Shampoo (1975)This satirical take on the degradation of ‘60s counter-culture contains genuine insight, positioning Nixon’s election – seven years prior to filming – as the death knell for hippies. The narrative uses the election as backdrop rather than focus, however, centring its story on the collaborations and copulations of lothario hairdresser George (Warren Beatty; the synchronicity between character and actor is impossible to miss).

George fucks every woman he meets; including the mistress (Julie Christie), wife (Lee Grant) and daughter (Carrie Fisher) of Republican businessman Lester (Jack Warden), who George hopes will finance his salon. Shampoo’s allegory matures into a stinging excoriation of bohemian politics; Lester and George’s intertwined sex lives criticising the corporate co-option and corruption of hippy ideals (reinforced in the third act, which sees Lester stumble gleefully through a party filled with flower children and strobe lights).

The lack of identification with George limits Shampoo’s emotional effectiveness; as a symbol of the inefficacy of the counter-culture he’s effective (though he states that he’s not anti-establishment), but he’s not an engaging protagonist. Compare to McCabe and Mrs Miller, which is effective as allegory but gives fuller characters for both Beatty and Christie to play and is a better film for it.

3 stars

7 thoughts on “Shampoo (1975)

    • Yeah, Hawn was good in this – couldn’t really fit a mention of her (or her skimpy clothing!) into 200 words.

  1. Nice review here, Dave.

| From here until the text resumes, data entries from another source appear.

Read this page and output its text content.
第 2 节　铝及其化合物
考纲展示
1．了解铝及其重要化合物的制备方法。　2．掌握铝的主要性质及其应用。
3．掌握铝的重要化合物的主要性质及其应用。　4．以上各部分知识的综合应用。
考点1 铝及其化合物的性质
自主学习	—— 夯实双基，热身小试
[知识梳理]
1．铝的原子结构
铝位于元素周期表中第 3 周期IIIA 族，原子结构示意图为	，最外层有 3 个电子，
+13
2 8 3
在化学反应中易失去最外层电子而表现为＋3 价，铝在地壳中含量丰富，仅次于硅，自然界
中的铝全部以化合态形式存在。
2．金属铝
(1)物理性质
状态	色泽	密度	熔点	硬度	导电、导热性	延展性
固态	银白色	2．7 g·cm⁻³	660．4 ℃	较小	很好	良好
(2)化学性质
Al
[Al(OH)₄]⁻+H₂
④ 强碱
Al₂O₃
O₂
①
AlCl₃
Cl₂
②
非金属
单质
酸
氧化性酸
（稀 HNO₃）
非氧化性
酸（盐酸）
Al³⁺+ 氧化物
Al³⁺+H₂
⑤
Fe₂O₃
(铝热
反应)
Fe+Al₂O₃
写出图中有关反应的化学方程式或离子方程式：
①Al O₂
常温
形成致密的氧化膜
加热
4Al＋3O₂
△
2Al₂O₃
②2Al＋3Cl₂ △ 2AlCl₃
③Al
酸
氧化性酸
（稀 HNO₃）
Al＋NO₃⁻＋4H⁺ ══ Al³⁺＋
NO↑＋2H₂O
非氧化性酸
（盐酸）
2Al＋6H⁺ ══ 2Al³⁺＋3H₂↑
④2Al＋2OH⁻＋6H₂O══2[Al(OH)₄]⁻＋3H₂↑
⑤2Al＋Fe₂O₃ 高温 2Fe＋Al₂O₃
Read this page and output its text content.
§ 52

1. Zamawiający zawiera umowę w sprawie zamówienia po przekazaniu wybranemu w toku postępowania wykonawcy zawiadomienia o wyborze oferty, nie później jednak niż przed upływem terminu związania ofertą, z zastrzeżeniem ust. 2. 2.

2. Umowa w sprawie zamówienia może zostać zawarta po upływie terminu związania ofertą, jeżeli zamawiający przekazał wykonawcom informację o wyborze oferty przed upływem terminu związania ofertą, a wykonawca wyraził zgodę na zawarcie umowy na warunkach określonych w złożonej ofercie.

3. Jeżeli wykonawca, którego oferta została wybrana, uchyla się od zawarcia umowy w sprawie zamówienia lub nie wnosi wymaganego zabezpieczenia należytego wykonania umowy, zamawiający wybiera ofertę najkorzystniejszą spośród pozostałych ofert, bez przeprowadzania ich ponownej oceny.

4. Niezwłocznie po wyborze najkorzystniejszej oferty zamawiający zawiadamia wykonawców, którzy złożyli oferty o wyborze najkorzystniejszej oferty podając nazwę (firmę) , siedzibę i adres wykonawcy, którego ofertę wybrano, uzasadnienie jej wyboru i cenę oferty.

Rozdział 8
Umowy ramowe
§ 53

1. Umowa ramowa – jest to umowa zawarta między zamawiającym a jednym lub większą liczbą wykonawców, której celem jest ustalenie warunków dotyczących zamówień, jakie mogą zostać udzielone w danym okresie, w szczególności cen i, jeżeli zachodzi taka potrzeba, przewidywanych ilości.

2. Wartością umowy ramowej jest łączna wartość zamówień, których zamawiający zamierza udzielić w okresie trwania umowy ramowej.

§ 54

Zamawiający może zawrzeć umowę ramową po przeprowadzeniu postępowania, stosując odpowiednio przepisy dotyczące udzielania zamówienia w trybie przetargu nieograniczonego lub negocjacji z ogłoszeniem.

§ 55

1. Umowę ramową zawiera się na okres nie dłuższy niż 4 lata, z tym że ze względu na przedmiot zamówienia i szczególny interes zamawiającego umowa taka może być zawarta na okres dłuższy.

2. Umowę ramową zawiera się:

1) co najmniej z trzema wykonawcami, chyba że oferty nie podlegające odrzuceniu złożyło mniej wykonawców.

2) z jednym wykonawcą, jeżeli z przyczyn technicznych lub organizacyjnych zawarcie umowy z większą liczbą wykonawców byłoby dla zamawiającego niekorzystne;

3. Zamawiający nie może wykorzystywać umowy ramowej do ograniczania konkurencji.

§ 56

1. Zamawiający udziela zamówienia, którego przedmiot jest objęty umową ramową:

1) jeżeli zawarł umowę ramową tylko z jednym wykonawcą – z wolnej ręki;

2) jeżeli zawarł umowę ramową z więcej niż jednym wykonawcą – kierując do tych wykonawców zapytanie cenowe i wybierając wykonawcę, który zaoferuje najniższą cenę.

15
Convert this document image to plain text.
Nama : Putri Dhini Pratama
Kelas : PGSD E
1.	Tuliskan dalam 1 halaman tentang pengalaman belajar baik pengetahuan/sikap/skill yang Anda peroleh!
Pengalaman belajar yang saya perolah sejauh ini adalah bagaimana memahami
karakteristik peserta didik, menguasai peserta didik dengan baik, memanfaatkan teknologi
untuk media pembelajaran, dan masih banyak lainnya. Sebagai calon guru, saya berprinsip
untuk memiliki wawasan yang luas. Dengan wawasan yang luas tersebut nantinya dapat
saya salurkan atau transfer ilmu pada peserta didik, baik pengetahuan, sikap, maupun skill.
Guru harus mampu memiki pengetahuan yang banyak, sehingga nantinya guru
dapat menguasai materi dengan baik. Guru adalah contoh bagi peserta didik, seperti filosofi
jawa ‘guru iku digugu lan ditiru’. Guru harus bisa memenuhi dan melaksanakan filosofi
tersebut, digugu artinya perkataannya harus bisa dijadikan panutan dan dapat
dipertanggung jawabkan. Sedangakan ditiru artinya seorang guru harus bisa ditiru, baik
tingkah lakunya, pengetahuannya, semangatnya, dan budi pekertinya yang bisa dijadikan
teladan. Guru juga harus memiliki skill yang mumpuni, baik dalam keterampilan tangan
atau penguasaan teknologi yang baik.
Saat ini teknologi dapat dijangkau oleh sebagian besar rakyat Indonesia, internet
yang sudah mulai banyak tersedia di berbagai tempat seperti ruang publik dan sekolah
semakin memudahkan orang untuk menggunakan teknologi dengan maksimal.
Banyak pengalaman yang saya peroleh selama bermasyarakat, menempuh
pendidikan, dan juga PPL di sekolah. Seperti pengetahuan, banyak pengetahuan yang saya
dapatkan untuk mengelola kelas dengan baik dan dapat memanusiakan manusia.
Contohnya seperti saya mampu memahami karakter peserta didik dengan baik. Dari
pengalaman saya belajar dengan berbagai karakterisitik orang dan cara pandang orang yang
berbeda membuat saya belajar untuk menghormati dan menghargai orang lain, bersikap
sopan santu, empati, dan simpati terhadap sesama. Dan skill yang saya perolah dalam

I recently watched this one for the first time myself, and I liked it quite a bit. Though, not as much as I was led to expect. I did love how Beatty’s character was so similar to his real life persona, as you mentioned. And Jack Warden… what a ham his character was. Hilarious.

    • Yeah, it’s not a bad film but it didn’t live up to my expectations of Ashby after seeing Harold and Maude, The Last Detail and Being There (though I wasn’t a big fan of Coming Home). I did love Warden’s work here, though.